I tried this samples they given. I'm trying to download only campaign performance reports, Where i'm able to download a zip file which has a csv file in it. Here is the another direct example i followed for keywords and did the same way for campaign performance. Which giving me a link to download the reports. When i'm trying to download the url manually i can download but I cannot download it through my code.
function DownloadFile($reportDownloadUrl, $downloadPath) {
if (!$reader = fopen($reportDownloadUrl, 'rb')) {
throw new Exception("Failed to open URL " . $reportDownloadUrl . ".");
}
if (!$writer = fopen($downloadPath, 'wb')){
fclose($reader);
throw new Exception("Failed to create ZIP file " . $downloadPath . ".");
}
$bufferSize = 100 * 1024;
while (!feof($reader)) {
if (false === ($buffer = fread($reader, $bufferSize))) {
fclose($reader);
fclose($writer);
throw new Exception("Read operation from URL failed.");
}
if (fwrite($writer, $buffer) === false) {
fclose($reader);
fclose($writer);
$exception = new Exception("Write operation to ZIP file failed.");
}
}
fclose($reader);
fflush($writer);
fclose($writer);
}
But I couldn't download the file. I can't move forward from there so any help like downloading reports in any-other form or the simple code changes in current method is greatly appreciated. Thanks in advance.

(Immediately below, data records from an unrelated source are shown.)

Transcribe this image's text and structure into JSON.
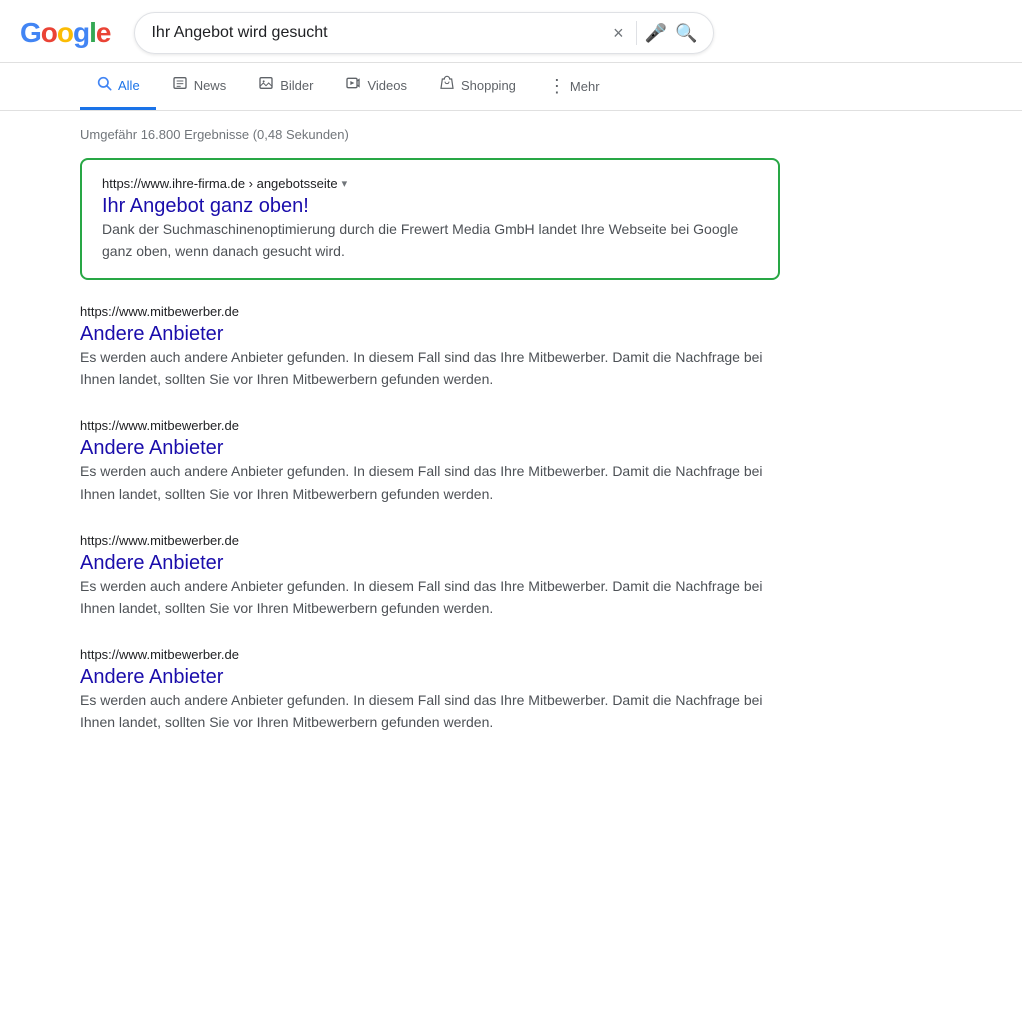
{
  "header": {
    "logo_letters": [
      {
        "letter": "G",
        "color_class": "g-blue"
      },
      {
        "letter": "o",
        "color_class": "g-red"
      },
      {
        "letter": "o",
        "color_class": "g-yellow"
      },
      {
        "letter": "g",
        "color_class": "g-blue"
      },
      {
        "letter": "l",
        "color_class": "g-green"
      },
      {
        "letter": "e",
        "color_class": "g-red"
      }
    ],
    "search_query": "Ihr Angebot wird gesucht",
    "clear_icon": "×",
    "voice_icon": "🎤",
    "search_icon": "🔍"
  },
  "nav": {
    "tabs": [
      {
        "id": "alle",
        "label": "Alle",
        "icon": "🔍",
        "active": true
      },
      {
        "id": "news",
        "label": "News",
        "icon": "🗞",
        "active": false
      },
      {
        "id": "bilder",
        "label": "Bilder",
        "icon": "🖼",
        "active": false
      },
      {
        "id": "videos",
        "label": "Videos",
        "icon": "▶",
        "active": false
      },
      {
        "id": "shopping",
        "label": "Shopping",
        "icon": "🏷",
        "active": false
      }
    ],
    "more_label": "Mehr",
    "more_icon": "⋮"
  },
  "results": {
    "count_text": "Umgefähr 16.800 Ergebnisse (0,48 Sekunden)",
    "featured": {
      "url": "https://www.ihre-firma.de › angebotsseite",
      "url_arrow": "▾",
      "title": "Ihr Angebot ganz oben!",
      "description": "Dank der Suchmaschinenoptimierung durch die Frewert Media GmbH landet Ihre Webseite bei Google ganz oben, wenn danach gesucht wird."
    },
    "items": [
      {
        "url": "https://www.mitbewerber.de",
        "title": "Andere Anbieter",
        "description": "Es werden auch andere Anbieter gefunden. In diesem Fall sind das Ihre Mitbewerber. Damit die Nachfrage bei Ihnen landet, sollten Sie vor Ihren Mitbewerbern gefunden werden."
      },
      {
        "url": "https://www.mitbewerber.de",
        "title": "Andere Anbieter",
        "description": "Es werden auch andere Anbieter gefunden. In diesem Fall sind das Ihre Mitbewerber. Damit die Nachfrage bei Ihnen landet, sollten Sie vor Ihren Mitbewerbern gefunden werden."
      },
      {
        "url": "https://www.mitbewerber.de",
        "title": "Andere Anbieter",
        "description": "Es werden auch andere Anbieter gefunden. In diesem Fall sind das Ihre Mitbewerber. Damit die Nachfrage bei Ihnen landet, sollten Sie vor Ihren Mitbewerbern gefunden werden."
      },
      {
        "url": "https://www.mitbewerber.de",
        "title": "Andere Anbieter",
        "description": "Es werden auch andere Anbieter gefunden. In diesem Fall sind das Ihre Mitbewerber. Damit die Nachfrage bei Ihnen landet, sollten Sie vor Ihren Mitbewerbern gefunden werden."
      }
    ]
  }
}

When I tried this I also had problems with the DownloadFile function so replaced this with a different version
function DownloadFile($reportDownloadUrl, $downloadPath) {
$url = $reportDownloadUrl;
// Example for the path would be in this format
// $path = '/xxx/yyy/reports/keywordperf.zip';
// using the server path and not relative to the file
$path = $downloadPath;
$fp = fopen($path, 'w');
$ch = curl_init($url);
curl_setopt($ch, CURLOPT_SSLVERSION, 3);
curl_setopt($ch, CURLOPT_FILE, $fp);
if($result = curl_exec($ch)) {
$status = true;
}
else
{
$status = false;
}
curl_close($ch);
fclose($fp);
return status;
}